Quicklinks

FAQs

Most of the time, questions that we get about the cluster related to why jobs are not starting(in the pending or “PD” state). There are often many different contributing factors to this.

When jobs remain pending for long periods of time, you can see why by running the “squeue” command. The reason slurm has declared your job to be “pending” will be listed in parentheses under the (REASON) column. For example, if user abc123 wanting to see all jobs that were pending, he would enter

squeue -u abc123 -s PD

The following questions on this page explain what these different reasons are and how you can avoid them in the future.

dependency

This occurs when a job “depends on” another being completed before it is allowed to start. This will only happen if a dependency is specified inside the job script using the –– dependency option.

dependency-not-satisfied

This occurs when a job that must run first in a dependency fails. This usually means that there was an error of some kind that caused SLURM to cancel the job. When this happens, any jobs that depend on the failed job will never be allowed to run.

node-unavailable

This occurs when a requested node is either down, or there is currently a reservation in place for it. If you have requested a specific node in your job script using the “––nodelist” command, try removing this option in order to speed your job along. Slurm is very good at allocating resources, so it is often best to let it decide which nodes and processors to use in order to run your job.

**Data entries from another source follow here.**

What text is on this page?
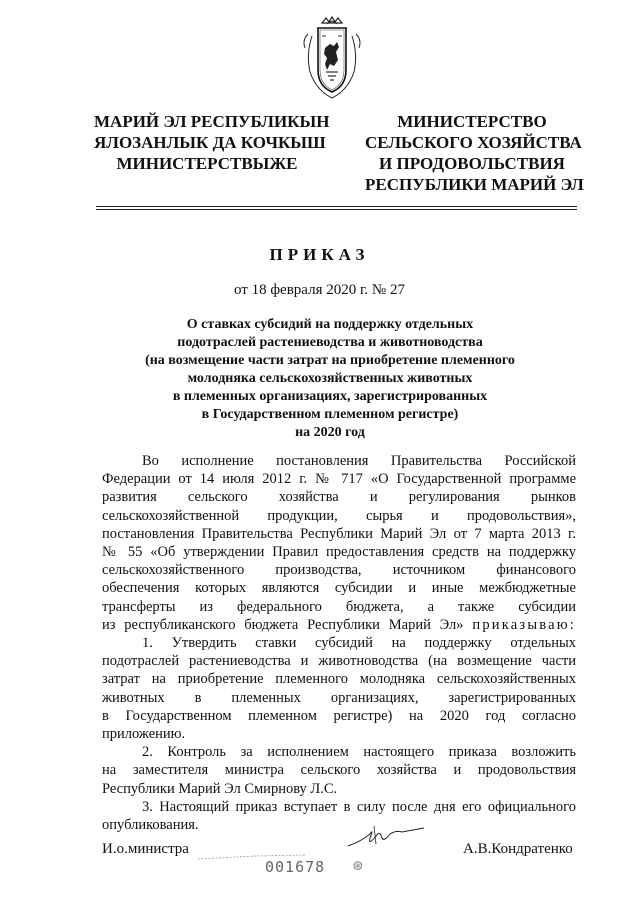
МАРИЙ ЭЛ РЕСПУБЛИКЫН
ЯЛОЗАНЛЫК ДА КОЧКЫШ
МИНИСТЕРСТВЫЖЕ
МИНИСТЕРСТВО
СЕЛЬСКОГО ХОЗЯЙСТВА
И ПРОДОВОЛЬСТВИЯ
РЕСПУБЛИКИ МАРИЙ ЭЛ
ПРИКАЗ
от 18 февраля 2020 г. № 27
О ставках субсидий на поддержку отдельных
подотраслей растениеводства и животноводства
(на возмещение части затрат на приобретение племенного
молодняка сельскохозяйственных животных
в племенных организациях, зарегистрированных
в Государственном племенном регистре)
на 2020 год
Во исполнение постановления Правительства Российской
Федерации от 14 июля 2012 г. № 717 «О Государственной программе
развития сельского хозяйства и регулирования рынков
сельскохозяйственной продукции, сырья и продовольствия»,
постановления Правительства Республики Марий Эл от 7 марта 2013 г.
№ 55 «Об утверждении Правил предоставления средств на поддержку
сельскохозяйственного производства, источником финансового
обеспечения которых являются субсидии и иные межбюджетные
трансферты из федерального бюджета, а также субсидии
из республиканского бюджета Республики Марий Эл» приказываю:
1. Утвердить ставки субсидий на поддержку отдельных
подотраслей растениеводства и животноводства (на возмещение части
затрат на приобретение племенного молодняка сельскохозяйственных
животных в племенных организациях, зарегистрированных
в Государственном племенном регистре) на 2020 год согласно
приложению.
2. Контроль за исполнением настоящего приказа возложить
на заместителя министра сельского хозяйства и продовольствия
Республики Марий Эл Смирнову Л.С.
3. Настоящий приказ вступает в силу после дня его официального
опубликования.
И.о.министра	А.В.Кондратенко
001678 ⊛
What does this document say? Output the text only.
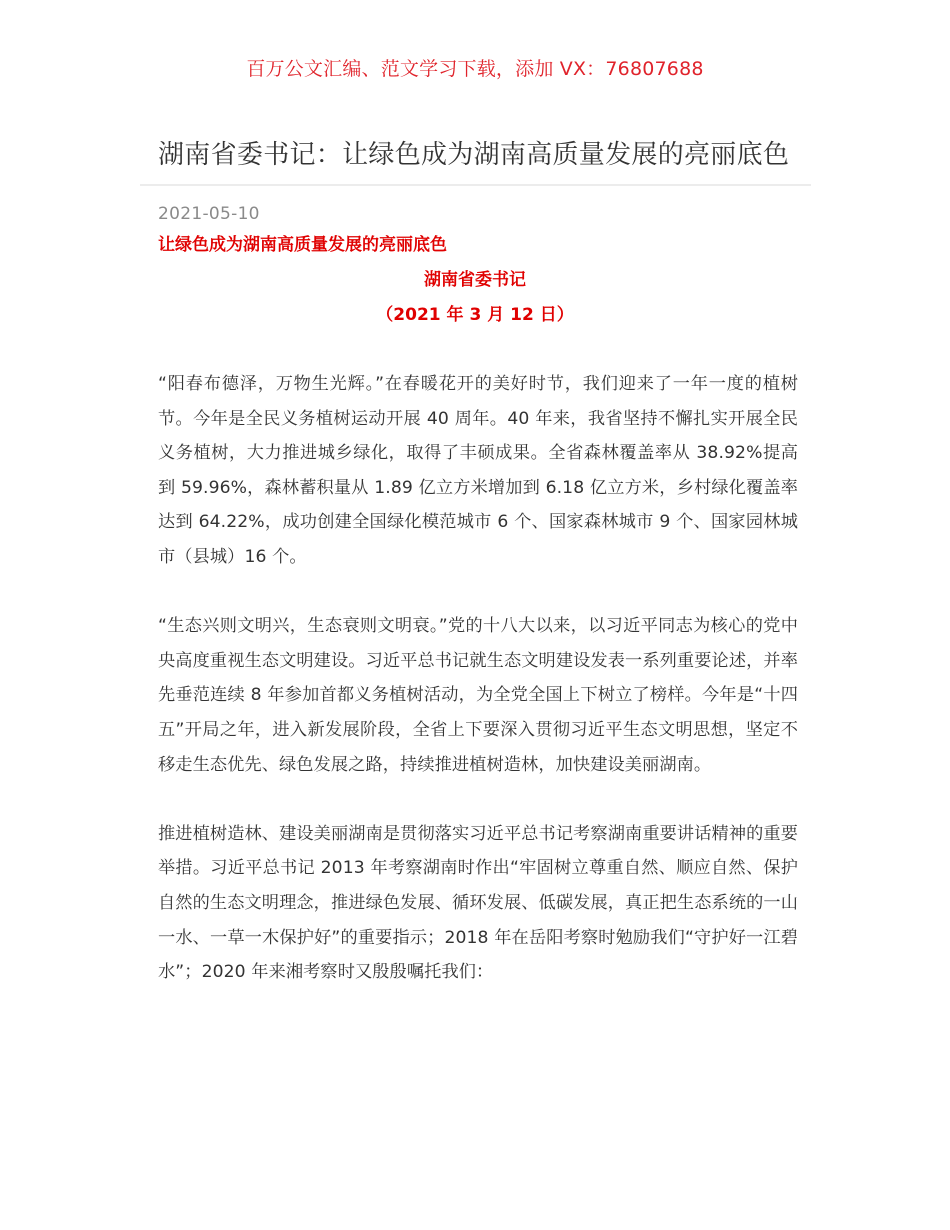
百万公文汇编、范文学习下载，添加 VX：76807688
湖南省委书记：让绿色成为湖南高质量发展的亮丽底色
2021-05-10
让绿色成为湖南高质量发展的亮丽底色
湖南省委书记
（2021 年 3 月 12 日）

“阳春布德泽，万物生光辉。”在春暖花开的美好时节，我们迎来了一年一度的植树节。今年是全民义务植树运动开展 40 周年。40 年来，我省坚持不懈扎实开展全民义务植树，大力推进城乡绿化，取得了丰硕成果。全省森林覆盖率从 38.92%提高到 59.96%，森林蓄积量从 1.89 亿立方米增加到 6.18 亿立方米，乡村绿化覆盖率达到 64.22%，成功创建全国绿化模范城市 6 个、国家森林城市 9 个、国家园林城市（县城）16 个。

“生态兴则文明兴，生态衰则文明衰。”党的十八大以来，以习近平同志为核心的党中央高度重视生态文明建设。习近平总书记就生态文明建设发表一系列重要论述，并率先垂范连续 8 年参加首都义务植树活动，为全党全国上下树立了榜样。今年是“十四五”开局之年，进入新发展阶段，全省上下要深入贯彻习近平生态文明思想，坚定不移走生态优先、绿色发展之路，持续推进植树造林，加快建设美丽湖南。

推进植树造林、建设美丽湖南是贯彻落实习近平总书记考察湖南重要讲话精神的重要举措。习近平总书记 2013 年考察湖南时作出“牢固树立尊重自然、顺应自然、保护自然的生态文明理念，推进绿色发展、循环发展、低碳发展，真正把生态系统的一山一水、一草一木保护好”的重要指示；2018 年在岳阳考察时勉励我们“守护好一江碧水”；2020 年来湘考察时又殷殷嘱托我们：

To see if the node you requested is down, run

sinfo -N -l

assoc-grp-cpu-run-mins

This occurs when either the associated account or QOS that you belong to is currently using all available CPU minutes or MEM minutes it has been allotted. Read more about Monsoon’s GrpCPURunMinsLimit.

resources

This occurs when any resources that you have requested are not currently available. This could refer to memory, processors, gpus, or nodes. For example, if you have requested the use of 20 processors and 10 nodes, and there is currently a high volume of jobs being run, it is likely that your job will remain in the pending state due to “Resources” for a long time.

priority

This occurs when there are jobs ahead of yours that have a higher priority. Not to worry, you can help alleviate this issue by updating your job time limit to a lower estimate (See the man page for the “scontrol” command). For example, if you have put “––time=1-00:00:00” in your script, Slurm will set your time limit to one day. If you know your job will not take longer than four hours, you can set this number accordingly and Slurm will give you a higher priority due to the lower time limit. This is because we have the backfill option turned on in Slurm which will enable small jobs (lower time limit) to fill the unused small time windows.

jobheld

This occurs when your job is being held by the administrator for some reason. Email hpcsupport@nau.edu to find out why.

expedite-jobs

Sometimes jobs will remain in the pending state indefinitely due to certain settings in the job script. Here is a list of things you can do to ensure that your job gets going:

Give your script a lower time limit (if at all possible).
If you know the job will take a long time, try breaking it up into several different scripts that can be run separately and with shorter time limits. Consider job arrays for this. Also, the dependency option allows you to be sure that one job runs before another.
Don’t request specific nodes.
Don’t request more memory than you need.
Don’t request more cpus than you are launching tasks, or threads for.
Avoid using the “––contiguous” or “––exclusive” options, as these will limit which nodes your job can run on.

req-mem

Requesting a specific amount of memory in your script can be done using the “––mem” option. This amount is in megabytes (1000 MB is 1 GB). If you wanted 150 GB of memory, just multiply that number by 1000 to get the amount in MB. The example below shows the line on your script that you would add if you wanted to allocate 150 gigabytes of memory:

#SBATCH ––mem=150000

req-cpu

If you would like your job to use a certain number of cpus, you may request this using the “––cpus-per-task” option. For example, if you would like each task in your script (each instance of srun you have) to use 3 cpus, you would add the following line to the script:

#SBATCH ––cpus-per-task=3

req-gpu

Monsoon currently has two nodes designated for gpu-accelerated computing. These nodes contains two or more Nvidia Tesla K80s, which provides a total of 20 GPU cores. If you are running a job that can take advantage of these resources, you would add the “––gres” option to your script. For example, to request 2 GPU cores, add this line:

#SBATCH ––gres=gpu:tesla:2

** Access to the gpus requires additional access. Please send an email to hpcsupport@nau.edu with your request, in addition to the project, and the software that you hope to use them with.

gpu-avail

Monsoon currently has 20 gpu cores available to SLURM as resources. To see if there are any available run the following command:

gpu_status

If there are cores in use, you will get one to several lines of output in the format gpu:tesla:. Adding all of the numbers displayed will give the total number of gpus currently in use. If the count adds up to 4, then all of the gpu cores are currently being used. If nothing is displayed, then all of the cores are available.

job-resources

You can determine the efficiency of your jobs with the jobstats utility. Running “jobstats” without any flags will return all your jobs of the previous 24 hours. To see older jobs, add the -S flag followed by a date in the format YYYY-MM-DD. Example: “jobstats -S 2019-01-01”.
Here is some sample output of running jobstats:

Your efficiency is calculated with a variety of factors, including the number of CPUs you use, how long your job runs, and your memory usage.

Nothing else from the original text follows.